As Nora Wilkinson, from the Harvard University, wrote in The Conveyor blog –
To achieve drapery-like folds in the fur, the nuns stiffened the hems by lining them with strips of parchment gathered in folds by means of a thread. The parchment was not brought into the Convent for the purpose of lining. In fact, the manuscript fragments that have been discovered are recycled materials that include liturgical manuscripts and legal texts. Book recycling was common in the late fifteenth century, as evidenced by a manuscript from the Bodleian’s own collection (below). Because this was a period of religious reform, liturgical texts became outdated particularly quickly, accounting for their use as dress lining.
And while this may seem to be a unique affair, the use of medieval texts was not just limited to convent clothes. In fact, at times things took an ironical turn – as was the case with the above pictured bishop miter. Clearly illuminated by the tepid light, the ‘hidden’ medieval manuscript pages come from a 13th century AD Norwegian translation of Old French love poetry (known as lais). Having literary passages like “lovers chasing each through dark corridors” and “maidens frolicking in the fields”, suffice it to say that the irony is pretty clear, especially when the priest was performing his religious rites with the miter atop his head.

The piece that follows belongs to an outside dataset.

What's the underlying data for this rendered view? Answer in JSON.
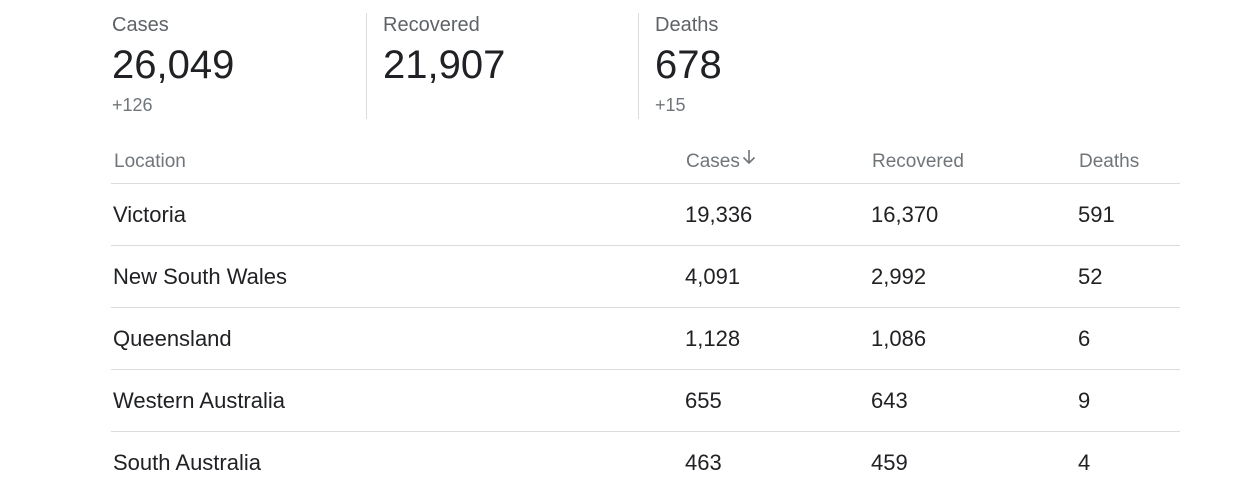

And ultimately when it comes to historicity, with the advent of the mechanical movable type printing, first devised by Johannes Gutenberg, many of the medieval manuscripts were relegated and repurposed into binding material for ‘newer’ books. And while it may sound disastrous when it comes to the fate of preservation of many old manuscripts, fortunately the 15th century (and subsequent ages) book binders were quite proficient in utilizing ‘whole’ fragments of medieval texts. As Erik Kwakkel, eminent research scholar of paleography and codicology at Leiden University’s Center for the Arts in Society, made it clear (in his blog) –
Rather than disappearing into the pots and pans of glue makers, the dismembered books were to have a second life: they became travelers in time, stowaways in leather cases with great and important stories to tell. Indeed, stories that may otherwise not have survived, given that classical and medieval texts frequently only come down to us in fragmentary form. The early history of the Bible as a book could not be written if we were to throw out fragment evidence.